Of special emphasis in this tutorial is the origin and development of the Church of England. Clearly, there was a church in England before there was a Church of England. A history of Anglicanism is, therefore, a story that covers the beginnings of Christianity in ancient Roman Britain and its continuing development in the Celtic, Anglo-Saxon, Norman, and Medieval periods.
It was, however, the Reformation that birthed the Church of England, and consequently this period merits close examination as especially formative of the received doctrines and disciplines of Anglican churches today. For example, the Book of Common Prayer, Articles of Religion, Book of Homilies, and Richard Hooker’s Laws of Ecclesiastical Polity are the fruit of the Reformation and its immediate aftermath. Even so, the Reformation is not the final chapter of the Anglican story. It continues through Stuart England amid the clash of the Puritan and Glorious Revolutions and into the age of an emerging worldwide British Empire with the great missionary forays of the 18th and 19th centuries. It was indeed British colonialism that seeded what would eventually become the Anglican Communion, an expression of Reformed Catholic faith that today counts 74 million members worldwide.
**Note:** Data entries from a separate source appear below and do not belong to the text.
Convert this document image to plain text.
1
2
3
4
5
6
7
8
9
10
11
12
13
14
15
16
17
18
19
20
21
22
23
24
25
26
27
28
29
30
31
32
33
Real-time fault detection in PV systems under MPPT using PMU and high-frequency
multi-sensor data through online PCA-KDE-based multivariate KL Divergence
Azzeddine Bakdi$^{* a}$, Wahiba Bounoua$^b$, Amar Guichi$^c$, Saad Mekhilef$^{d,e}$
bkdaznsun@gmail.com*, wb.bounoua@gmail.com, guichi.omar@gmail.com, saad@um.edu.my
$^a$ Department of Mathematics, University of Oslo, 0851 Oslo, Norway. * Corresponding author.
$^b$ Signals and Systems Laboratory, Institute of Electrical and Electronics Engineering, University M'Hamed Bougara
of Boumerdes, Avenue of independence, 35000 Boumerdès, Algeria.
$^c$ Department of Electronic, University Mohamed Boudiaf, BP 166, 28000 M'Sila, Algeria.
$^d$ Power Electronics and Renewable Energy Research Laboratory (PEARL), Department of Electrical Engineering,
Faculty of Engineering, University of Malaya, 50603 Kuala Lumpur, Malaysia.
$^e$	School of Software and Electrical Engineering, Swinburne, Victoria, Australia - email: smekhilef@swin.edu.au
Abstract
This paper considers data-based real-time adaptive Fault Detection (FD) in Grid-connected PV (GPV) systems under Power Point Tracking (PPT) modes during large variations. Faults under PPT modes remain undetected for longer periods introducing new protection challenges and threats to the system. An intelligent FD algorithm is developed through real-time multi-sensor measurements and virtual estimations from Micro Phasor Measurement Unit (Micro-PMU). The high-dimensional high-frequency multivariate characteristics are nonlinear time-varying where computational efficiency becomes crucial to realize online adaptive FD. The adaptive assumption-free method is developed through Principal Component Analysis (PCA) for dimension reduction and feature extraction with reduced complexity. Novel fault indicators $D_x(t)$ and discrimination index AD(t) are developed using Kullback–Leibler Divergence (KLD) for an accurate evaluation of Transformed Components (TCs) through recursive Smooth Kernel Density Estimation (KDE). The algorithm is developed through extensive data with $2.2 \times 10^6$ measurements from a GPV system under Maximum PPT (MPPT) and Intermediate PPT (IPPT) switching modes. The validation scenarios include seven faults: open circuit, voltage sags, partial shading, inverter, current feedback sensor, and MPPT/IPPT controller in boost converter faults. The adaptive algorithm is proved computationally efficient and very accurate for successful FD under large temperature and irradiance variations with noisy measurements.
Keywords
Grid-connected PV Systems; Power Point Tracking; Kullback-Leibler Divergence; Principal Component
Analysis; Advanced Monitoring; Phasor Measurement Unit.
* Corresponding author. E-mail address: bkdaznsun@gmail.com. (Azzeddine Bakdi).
Another emphasis of this tutorial is Anglicanism’s influence on North America. Anglicanism is the oldest expression of English-speaking Christianity in America. American Anglicanism dates to the missionary outreach of the Church of England in the Virginia Colony founded at Jamestown in 1607. From this date forward its influence on American ideals and institutions include the biblical spirituality and literary artistry of its Prayer Book, theological conceptions of natural law and civil government, and the moral formation of early America’s great leaders. Nearly two-thirds of the signers of the Declaration of Independence and over one-half of the signers of the Constitution were Anglicans.
Attention will be given to the influence of Enlightenment and post-Enlightenment trends on Anglican theology and worship. The current developments in the Global South realignment and renewal of Anglicanism amid the theological controversies and liturgical innovations by the Episcopal Church and Anglican Church of Canada will be considered as a potential for a new chapter in the history of Anglicanism.
Regardless of your level of education in Anglican Church history, theology or liturgics, you will have the opportunity through this course to grow in your knowledge and understanding of Anglicanism – and of what some might refer to as the Anglican ethos.